The international agencies have limited options to avoid a slump. The US Federal Reserve stepped in to cut its policy interest rate at an emergency meeting. Canada followed suit and others will follow this week. The IMF and World Bank are making available about $50 billion through its rapid-disbursing emergency financing facilities. But cuts in interest rates and cheap credit are not going to work to get an already weak global economy going again.
The problem is that this coming recession is not caused by ‘a lack of demand’, as Keynesian theory would have it, but by a ‘supply-side shock’ – namely the loss of production, investment and trade. Keynesian/monetarist solutions won’t work, because interest rates are already near zero and consumers have not stopped spending – on the contrary. Jon Cunliffe, deputy governor of the Bank of England, said that since coronavirus was “a pure supply shock there is not much we can do about it”.

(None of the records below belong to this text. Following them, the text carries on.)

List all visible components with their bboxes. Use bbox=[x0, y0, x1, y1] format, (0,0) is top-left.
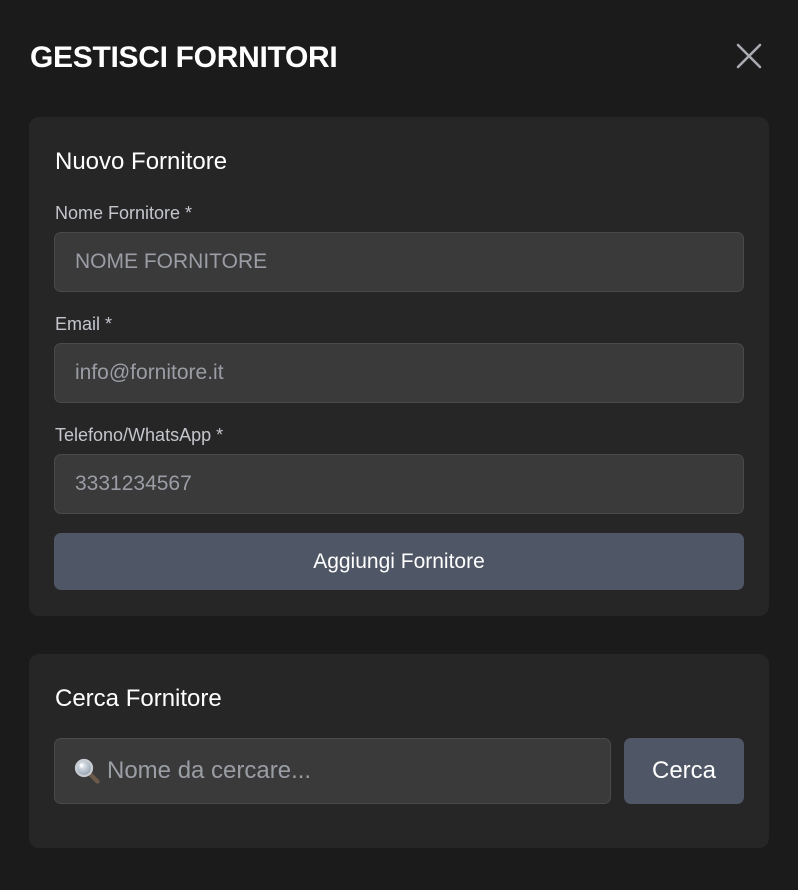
supplier-name-label: Nome Fornitore * bbox=[55, 203, 193, 223]
search-supplier-title: Cerca Fornitore bbox=[55, 685, 222, 712]
modal-header: GESTISCI FORNITORI bbox=[30, 38, 768, 78]
search-button[interactable]: Cerca bbox=[624, 738, 744, 804]
modal-title: GESTISCI FORNITORI bbox=[30, 41, 338, 74]
search-supplier-card: Cerca Fornitore Cerca bbox=[29, 654, 769, 848]
email-label: Email * bbox=[55, 314, 113, 334]
search-icon bbox=[74, 758, 100, 784]
supplier-name-input[interactable] bbox=[54, 232, 744, 292]
email-input[interactable] bbox=[54, 343, 744, 403]
search-input[interactable] bbox=[107, 739, 602, 803]
phone-label: Telefono/WhatsApp * bbox=[55, 425, 224, 445]
close-icon bbox=[736, 43, 762, 69]
phone-input[interactable] bbox=[54, 454, 744, 514]
new-supplier-card: Nuovo Fornitore Nome Fornitore * Email *… bbox=[29, 117, 769, 616]
close-button[interactable] bbox=[735, 42, 763, 70]
new-supplier-title: Nuovo Fornitore bbox=[55, 148, 228, 175]
add-supplier-button[interactable]: Aggiungi Fornitore bbox=[54, 533, 744, 590]
search-field[interactable] bbox=[54, 738, 611, 804]
manage-suppliers-modal: GESTISCI FORNITORI Nuovo Fornitore Nome … bbox=[0, 0, 798, 890]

Already major industries are in trouble. Airlines are forecasting losses of up to $130bn in reduced flights and travel. The collapse of the British regional airline, Flybe, is a micro example of what could happen across many sectors. Flybe was already what we can call a zombie company, where profits were only barely enough to service large debts and pay wages, with nothing left to invest or expand. The drop in flight sales from the virus epidemic was the final straw.
Globally, corporate debt is at record highs and, while the large super-tech companies like Apple or Amazon pile up the cash, most small and medium firms have already seen profits fall. Indeed, the average profitability of capital in the top economies is at a 70-year low, while total profits are now falling globally.
The COVID-19 epidemic is sweeping capitalism into a new global slump.